The three main types of employer within the psychology sector in the UK are the NHS, private practice and self-employment. You may automatically think that the NHS offers the least flexible of those three options, but that is not necessarily true.

Working as a psychologist in a private practice can mean long hours and extra responsibility, particularly when you are aiming for promotion. There can be all manner of petty and not-so-petty office politics when dealing with colleagues in a private practice that can sometimes outweigh the benefits of being more autonomous, but it can also be better paid as there is far greater flexibility in charging clients.

Working as a self-employed psychologist is the most likely to earn you a great salary, as you have the ability to charge whatever you like, but of course you have to be competitive to win business, or develop such an excellent reputation that people will pay your high rates! This can cause a stress of its own, as how ever high your hourly rate is, if no one is booking you it doesn’t matter.
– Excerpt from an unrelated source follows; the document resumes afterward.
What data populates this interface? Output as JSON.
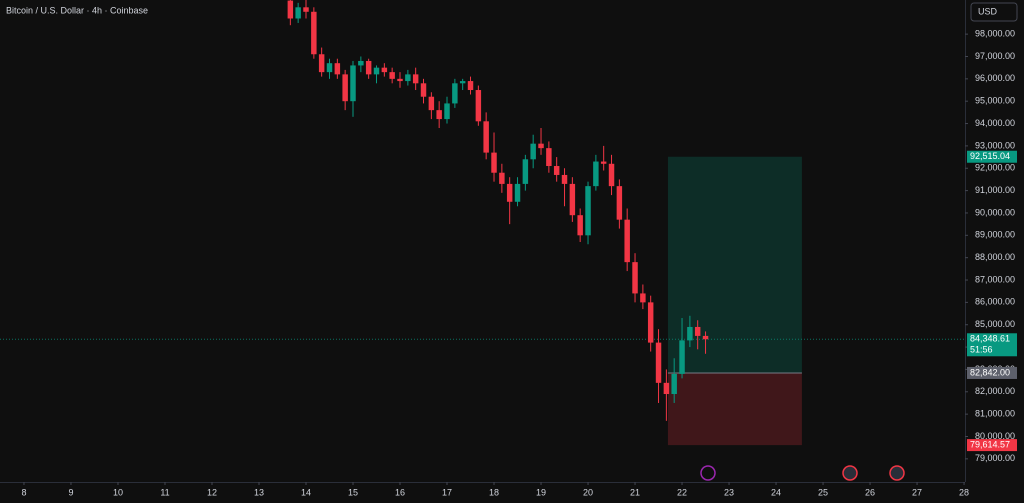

Winning business is difficult and is a constant aspect of being self-employed in any field.

Working as a psychologist for the NHS can mean that your career is a slower build, but you do not have the added stress of having to win business and you will have far greater job security than the other options. This means a better work/life balance in many ways.

What Experience Do You Have?

Many psychologists start their career with the NHS, with a number going on to open their own private practice or become self-employed after they have become an expert in their particular field. Consequently, it would make sense to assume that achieving a good work/life balance is more possible later in your career once the stresses of winning new business and building your reputation is more stable. This means that the benefits of working in a private practice or being self-employed are more readily accessible.

It is worth noting that part time work as a psychologist is not common unless you are experienced and/or self-employed, and this is often cited as a valuable tool in a good work/life balance.